The recent protests of the national anthem by San Francisco 49ers quarterback Colin Kaepernick have sparked a nationwide discussion of free speech rights and the First Amendment.
People and organizations with widely differing opinions have chimed in on the debate.
My immediate reaction was “who cares?” Not as in who cares about the underlying civil rights issues in our country, but rather who cares about the messenger – a second-string quarterback on a team that failed to even make the playoffs. Clearly, I was mistaken.
There was an initial backlash against Kaepernick (and a few others), with many critics vehemently disagreeing with his “disrespect” of the flag and anthem. Many on social media hurled personal insults, including the suggestion that the “spoiled” athletes leave the country. This vocal, negative reaction caused many other athletes from various sports at all levels to join in with similar protests. One of the more poignant, symbolic demonstrations came from Oakland middle and high school band students, playing the national anthem at an Oakland A’s game – while kneeling on one knee.

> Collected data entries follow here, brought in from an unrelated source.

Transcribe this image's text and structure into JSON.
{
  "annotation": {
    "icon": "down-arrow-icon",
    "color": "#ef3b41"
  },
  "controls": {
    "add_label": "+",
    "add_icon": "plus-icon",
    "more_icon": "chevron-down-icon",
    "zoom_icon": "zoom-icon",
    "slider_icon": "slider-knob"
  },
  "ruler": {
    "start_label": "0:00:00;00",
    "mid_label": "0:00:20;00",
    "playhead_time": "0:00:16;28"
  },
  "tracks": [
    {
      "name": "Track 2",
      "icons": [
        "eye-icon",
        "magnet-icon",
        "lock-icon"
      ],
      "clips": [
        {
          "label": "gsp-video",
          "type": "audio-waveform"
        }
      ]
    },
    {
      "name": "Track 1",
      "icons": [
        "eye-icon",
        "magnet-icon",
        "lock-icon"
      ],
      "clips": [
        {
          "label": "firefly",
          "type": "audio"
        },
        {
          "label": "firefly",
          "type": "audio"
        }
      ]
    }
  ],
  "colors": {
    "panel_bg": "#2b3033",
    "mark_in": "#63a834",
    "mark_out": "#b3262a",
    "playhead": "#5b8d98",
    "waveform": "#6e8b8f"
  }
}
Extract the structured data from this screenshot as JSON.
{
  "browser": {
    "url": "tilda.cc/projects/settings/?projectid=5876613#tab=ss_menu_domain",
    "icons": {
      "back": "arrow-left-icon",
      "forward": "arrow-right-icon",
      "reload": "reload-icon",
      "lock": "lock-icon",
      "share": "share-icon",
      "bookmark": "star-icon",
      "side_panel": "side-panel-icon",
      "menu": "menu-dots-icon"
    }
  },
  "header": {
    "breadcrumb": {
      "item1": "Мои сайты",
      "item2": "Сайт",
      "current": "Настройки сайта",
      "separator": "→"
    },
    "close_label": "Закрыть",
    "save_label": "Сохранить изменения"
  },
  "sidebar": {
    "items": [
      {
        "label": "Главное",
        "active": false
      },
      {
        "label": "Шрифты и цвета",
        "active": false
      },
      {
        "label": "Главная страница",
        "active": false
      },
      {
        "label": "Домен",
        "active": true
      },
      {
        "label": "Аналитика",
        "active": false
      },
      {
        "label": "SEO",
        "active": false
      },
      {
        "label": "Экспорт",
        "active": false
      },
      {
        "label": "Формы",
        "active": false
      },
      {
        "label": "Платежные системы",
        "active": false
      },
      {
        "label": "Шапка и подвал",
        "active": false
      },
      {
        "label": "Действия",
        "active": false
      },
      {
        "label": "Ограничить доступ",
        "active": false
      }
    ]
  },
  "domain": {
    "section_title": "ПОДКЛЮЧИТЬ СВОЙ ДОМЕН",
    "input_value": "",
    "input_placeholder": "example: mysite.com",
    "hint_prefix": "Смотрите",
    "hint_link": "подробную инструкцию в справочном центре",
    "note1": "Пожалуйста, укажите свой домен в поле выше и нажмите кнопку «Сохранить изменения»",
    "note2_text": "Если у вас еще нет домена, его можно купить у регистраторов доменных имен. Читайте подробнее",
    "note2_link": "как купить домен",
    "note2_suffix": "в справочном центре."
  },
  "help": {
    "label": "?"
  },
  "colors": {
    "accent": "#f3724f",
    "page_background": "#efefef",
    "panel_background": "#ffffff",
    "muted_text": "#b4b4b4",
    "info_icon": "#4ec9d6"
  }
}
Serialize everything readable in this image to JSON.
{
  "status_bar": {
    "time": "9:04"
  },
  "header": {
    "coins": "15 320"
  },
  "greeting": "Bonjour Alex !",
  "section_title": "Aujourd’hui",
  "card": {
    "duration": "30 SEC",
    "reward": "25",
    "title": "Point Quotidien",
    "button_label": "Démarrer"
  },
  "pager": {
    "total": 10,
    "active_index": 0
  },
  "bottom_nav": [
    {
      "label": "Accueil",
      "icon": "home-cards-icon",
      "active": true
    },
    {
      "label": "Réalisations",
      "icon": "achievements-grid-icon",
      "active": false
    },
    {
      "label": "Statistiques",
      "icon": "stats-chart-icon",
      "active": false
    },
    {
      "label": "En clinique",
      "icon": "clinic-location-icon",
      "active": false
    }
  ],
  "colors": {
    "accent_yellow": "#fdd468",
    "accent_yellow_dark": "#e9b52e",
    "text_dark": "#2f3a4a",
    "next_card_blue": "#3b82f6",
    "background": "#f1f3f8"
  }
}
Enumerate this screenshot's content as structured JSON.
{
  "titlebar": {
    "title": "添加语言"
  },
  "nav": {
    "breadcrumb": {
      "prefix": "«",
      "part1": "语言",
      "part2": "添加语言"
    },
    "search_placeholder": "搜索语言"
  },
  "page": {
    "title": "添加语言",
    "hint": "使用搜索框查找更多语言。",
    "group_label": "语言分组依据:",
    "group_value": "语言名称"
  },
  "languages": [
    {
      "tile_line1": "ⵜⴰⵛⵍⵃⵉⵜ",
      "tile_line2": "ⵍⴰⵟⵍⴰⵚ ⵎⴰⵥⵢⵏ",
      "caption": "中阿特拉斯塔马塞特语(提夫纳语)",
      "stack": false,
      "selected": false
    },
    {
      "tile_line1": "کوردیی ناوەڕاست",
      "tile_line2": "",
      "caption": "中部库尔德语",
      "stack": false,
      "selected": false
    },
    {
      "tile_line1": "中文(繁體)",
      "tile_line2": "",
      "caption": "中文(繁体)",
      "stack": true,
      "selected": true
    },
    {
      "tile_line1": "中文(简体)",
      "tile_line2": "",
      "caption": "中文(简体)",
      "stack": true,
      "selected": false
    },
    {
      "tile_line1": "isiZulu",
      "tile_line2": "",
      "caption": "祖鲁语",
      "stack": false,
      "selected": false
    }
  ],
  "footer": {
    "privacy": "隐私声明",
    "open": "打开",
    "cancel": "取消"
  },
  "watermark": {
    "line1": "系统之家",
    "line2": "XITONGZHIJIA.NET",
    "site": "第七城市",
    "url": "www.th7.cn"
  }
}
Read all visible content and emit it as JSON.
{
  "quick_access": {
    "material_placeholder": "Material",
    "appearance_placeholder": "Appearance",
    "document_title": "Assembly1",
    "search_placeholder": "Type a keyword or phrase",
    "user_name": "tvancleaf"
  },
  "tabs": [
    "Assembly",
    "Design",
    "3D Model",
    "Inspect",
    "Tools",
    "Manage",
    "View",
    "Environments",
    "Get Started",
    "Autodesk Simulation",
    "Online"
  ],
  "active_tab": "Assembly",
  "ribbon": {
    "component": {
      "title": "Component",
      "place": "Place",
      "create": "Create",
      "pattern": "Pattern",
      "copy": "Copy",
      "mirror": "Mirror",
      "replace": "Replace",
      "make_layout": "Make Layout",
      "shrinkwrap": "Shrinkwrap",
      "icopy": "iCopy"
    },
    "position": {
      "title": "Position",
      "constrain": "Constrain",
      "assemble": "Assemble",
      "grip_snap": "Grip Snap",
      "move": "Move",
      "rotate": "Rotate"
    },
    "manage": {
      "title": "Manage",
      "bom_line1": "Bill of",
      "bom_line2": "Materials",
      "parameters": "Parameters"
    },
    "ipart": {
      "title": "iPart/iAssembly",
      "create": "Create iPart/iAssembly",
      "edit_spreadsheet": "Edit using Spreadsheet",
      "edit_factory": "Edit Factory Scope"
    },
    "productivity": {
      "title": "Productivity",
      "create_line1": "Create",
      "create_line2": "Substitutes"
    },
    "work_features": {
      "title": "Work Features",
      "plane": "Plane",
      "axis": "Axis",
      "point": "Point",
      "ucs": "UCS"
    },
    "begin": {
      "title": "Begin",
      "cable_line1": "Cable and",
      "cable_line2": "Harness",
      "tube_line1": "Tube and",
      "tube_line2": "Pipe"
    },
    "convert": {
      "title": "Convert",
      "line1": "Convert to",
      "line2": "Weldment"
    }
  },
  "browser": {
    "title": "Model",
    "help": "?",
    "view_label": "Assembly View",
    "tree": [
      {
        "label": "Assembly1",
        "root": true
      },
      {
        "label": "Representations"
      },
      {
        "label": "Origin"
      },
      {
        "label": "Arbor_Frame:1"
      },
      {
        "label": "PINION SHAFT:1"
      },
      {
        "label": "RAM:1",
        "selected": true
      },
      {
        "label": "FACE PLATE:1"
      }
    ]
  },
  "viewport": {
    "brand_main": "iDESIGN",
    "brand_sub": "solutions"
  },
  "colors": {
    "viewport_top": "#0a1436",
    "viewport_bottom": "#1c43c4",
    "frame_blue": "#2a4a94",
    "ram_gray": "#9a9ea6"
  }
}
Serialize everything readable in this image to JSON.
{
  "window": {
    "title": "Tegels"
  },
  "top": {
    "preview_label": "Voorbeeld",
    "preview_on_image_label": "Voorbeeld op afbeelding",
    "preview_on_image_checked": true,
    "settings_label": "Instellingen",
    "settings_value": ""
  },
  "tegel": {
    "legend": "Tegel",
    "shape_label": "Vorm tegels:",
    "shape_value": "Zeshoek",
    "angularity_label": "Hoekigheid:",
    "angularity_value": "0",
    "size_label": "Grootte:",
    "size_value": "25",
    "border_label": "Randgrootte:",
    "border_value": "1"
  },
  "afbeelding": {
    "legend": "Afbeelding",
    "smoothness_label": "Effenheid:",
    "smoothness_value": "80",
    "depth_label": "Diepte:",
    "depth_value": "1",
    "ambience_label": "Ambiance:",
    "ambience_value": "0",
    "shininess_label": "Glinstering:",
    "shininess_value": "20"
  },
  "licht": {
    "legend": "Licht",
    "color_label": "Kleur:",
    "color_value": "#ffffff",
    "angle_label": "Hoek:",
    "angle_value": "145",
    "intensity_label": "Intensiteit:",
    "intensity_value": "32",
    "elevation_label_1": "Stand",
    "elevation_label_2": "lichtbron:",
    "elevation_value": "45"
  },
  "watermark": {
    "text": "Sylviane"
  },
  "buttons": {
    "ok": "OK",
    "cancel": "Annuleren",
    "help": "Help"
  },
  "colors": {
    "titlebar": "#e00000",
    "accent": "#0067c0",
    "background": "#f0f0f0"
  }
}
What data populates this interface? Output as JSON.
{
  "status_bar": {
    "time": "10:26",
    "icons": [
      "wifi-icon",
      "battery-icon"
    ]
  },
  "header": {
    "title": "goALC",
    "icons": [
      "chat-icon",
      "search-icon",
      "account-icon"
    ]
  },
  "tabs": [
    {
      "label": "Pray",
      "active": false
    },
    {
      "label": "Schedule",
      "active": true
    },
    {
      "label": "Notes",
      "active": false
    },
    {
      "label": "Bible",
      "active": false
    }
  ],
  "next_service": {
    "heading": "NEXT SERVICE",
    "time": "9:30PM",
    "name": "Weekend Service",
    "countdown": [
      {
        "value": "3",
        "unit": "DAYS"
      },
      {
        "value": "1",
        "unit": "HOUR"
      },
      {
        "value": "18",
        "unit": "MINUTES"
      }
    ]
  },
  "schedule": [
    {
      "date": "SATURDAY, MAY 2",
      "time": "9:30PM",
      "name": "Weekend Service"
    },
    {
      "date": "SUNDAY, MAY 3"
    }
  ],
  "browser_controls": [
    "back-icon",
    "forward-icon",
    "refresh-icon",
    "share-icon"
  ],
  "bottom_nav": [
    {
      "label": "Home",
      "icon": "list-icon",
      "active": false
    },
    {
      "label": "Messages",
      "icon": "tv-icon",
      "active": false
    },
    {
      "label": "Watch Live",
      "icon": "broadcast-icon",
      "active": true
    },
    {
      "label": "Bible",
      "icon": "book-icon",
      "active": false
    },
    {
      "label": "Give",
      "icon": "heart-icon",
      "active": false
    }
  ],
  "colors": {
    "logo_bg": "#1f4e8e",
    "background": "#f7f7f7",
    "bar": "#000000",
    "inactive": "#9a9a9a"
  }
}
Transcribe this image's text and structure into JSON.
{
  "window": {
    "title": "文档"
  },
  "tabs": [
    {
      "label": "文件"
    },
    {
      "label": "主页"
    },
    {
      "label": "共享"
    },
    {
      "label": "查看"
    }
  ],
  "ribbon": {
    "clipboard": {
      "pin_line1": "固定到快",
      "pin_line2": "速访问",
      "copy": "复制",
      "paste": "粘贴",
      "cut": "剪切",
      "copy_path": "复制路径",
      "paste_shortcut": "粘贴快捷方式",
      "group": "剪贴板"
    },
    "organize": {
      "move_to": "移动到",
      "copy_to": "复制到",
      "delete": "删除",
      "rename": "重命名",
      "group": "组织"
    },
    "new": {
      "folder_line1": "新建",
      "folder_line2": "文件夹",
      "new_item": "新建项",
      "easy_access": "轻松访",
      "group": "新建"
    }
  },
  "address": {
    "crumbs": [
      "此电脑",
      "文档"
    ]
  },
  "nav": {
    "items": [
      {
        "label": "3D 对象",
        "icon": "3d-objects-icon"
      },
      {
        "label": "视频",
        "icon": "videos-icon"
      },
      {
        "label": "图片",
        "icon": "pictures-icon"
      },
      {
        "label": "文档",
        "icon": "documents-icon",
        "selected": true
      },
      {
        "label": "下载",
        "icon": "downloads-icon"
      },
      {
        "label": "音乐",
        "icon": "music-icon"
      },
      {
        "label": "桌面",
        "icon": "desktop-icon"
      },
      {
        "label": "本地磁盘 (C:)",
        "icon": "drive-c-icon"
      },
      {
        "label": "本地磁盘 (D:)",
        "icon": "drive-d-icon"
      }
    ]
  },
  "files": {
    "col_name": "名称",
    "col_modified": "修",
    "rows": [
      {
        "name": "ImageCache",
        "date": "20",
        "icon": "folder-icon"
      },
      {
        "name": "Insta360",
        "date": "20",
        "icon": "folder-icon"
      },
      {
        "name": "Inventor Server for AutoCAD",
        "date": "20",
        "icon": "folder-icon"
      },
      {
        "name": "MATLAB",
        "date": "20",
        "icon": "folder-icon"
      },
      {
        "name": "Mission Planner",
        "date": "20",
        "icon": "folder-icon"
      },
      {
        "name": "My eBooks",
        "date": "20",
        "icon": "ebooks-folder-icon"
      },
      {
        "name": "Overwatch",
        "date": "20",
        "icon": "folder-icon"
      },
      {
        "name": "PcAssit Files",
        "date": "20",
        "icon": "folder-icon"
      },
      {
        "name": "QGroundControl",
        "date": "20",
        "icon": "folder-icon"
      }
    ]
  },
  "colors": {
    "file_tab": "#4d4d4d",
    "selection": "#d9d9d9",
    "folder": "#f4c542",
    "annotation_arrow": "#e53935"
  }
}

In reality, the protection of the First Amendment hasn’t been needed or invoked to protect Kaepernick or other NFL athletes. No government official has ordered them to stand, salute, sing or hold their hands over their chests. Ironically, the United States Code does prescribe how citizens are supposed to address the flag during a ceremony, saying that “No disrespect should be shown to the flag of the United States of America.”
36 U.S.C. Section 301 specifically addresses the national anthem: “During a rendition of the national anthem ... when the flag is displayed ... all other persons present should face the flag and stand at attention with their right hand over the heart, and men not in uniform, if applicable, should remove their headdress with their right hand and hold it at the left shoulder, the hand being over the heart.”
This “law” contains “suggestive” language only, is not mandatory and contains no penalty or enforcement mechanism. If someone attempted to enforce the code, such would be unenforceable – the right not to participate would be clearly protected by the First Amendment.
The national discussion has also revealed that the First Amendment’s protection of free speech is often misunderstood. The terms are casually thrown around, with the assumption that the Constitution insulates a speaker from retribution. For those who believe the First Amendment protects Kaepernick’s actions from his employer or the NFL, or would protect them for exercising free speech in their own workplace, they are (mostly) wrong.
The First Amendment says that “Congress shall make no law ... abridging the freedom of speech.” And although the First Amendment says “Congress,” the Supreme Court has applied this protection for speakers against all government agencies and officials: federal, state and local, and legislative, executive or judicial.
But this limits only the government’s ability to suppress speech, it generally does not protect speakers against private individuals, private colleges, private landowners or, most importantly, private employers. Justice Oliver Wendell Holmes Jr. famously said: “An employee may have a constitutional right to talk politics, but he has no constitutional right to be employed.” So employees beware.
A few states, including Colorado, have enacted statutes limiting speech-related termination, prohibiting employers from punishing employees for legal off-duty activities that do not conflict with the employer’s business-related interests.
While this provides Colorado workers some measure of protection not found in most states, one shouldn’t overlook the importance of the last clause.
First, to be protected by the statute, you have to be off duty. Whatever your political viewpoint, if you bring controversy into and disrupt the workplace, you have little and likely no protection from termination. Outside the workplace is not necessarily a safe haven because of social media. The permanent nature of certain posts, videos, tweets, etc., can be problematic.
While you have the right to “post” almost anything you want “online,” if it conflicts with your employer’s business interests, including offending customers, you are potentially jeopardizing your employment.
And for those just entering the workforce who think the First Amendment protects them in the initial hiring process, forget about it.
The 49ers and the NFL could theoretically suspend, fine or force Kaepernick to stand for the national anthem. They choose not to for their own business reasons, not because of the First Amendment.
As far as your own First Amendment rights at work, remember that you’re not Colin Kaepernick.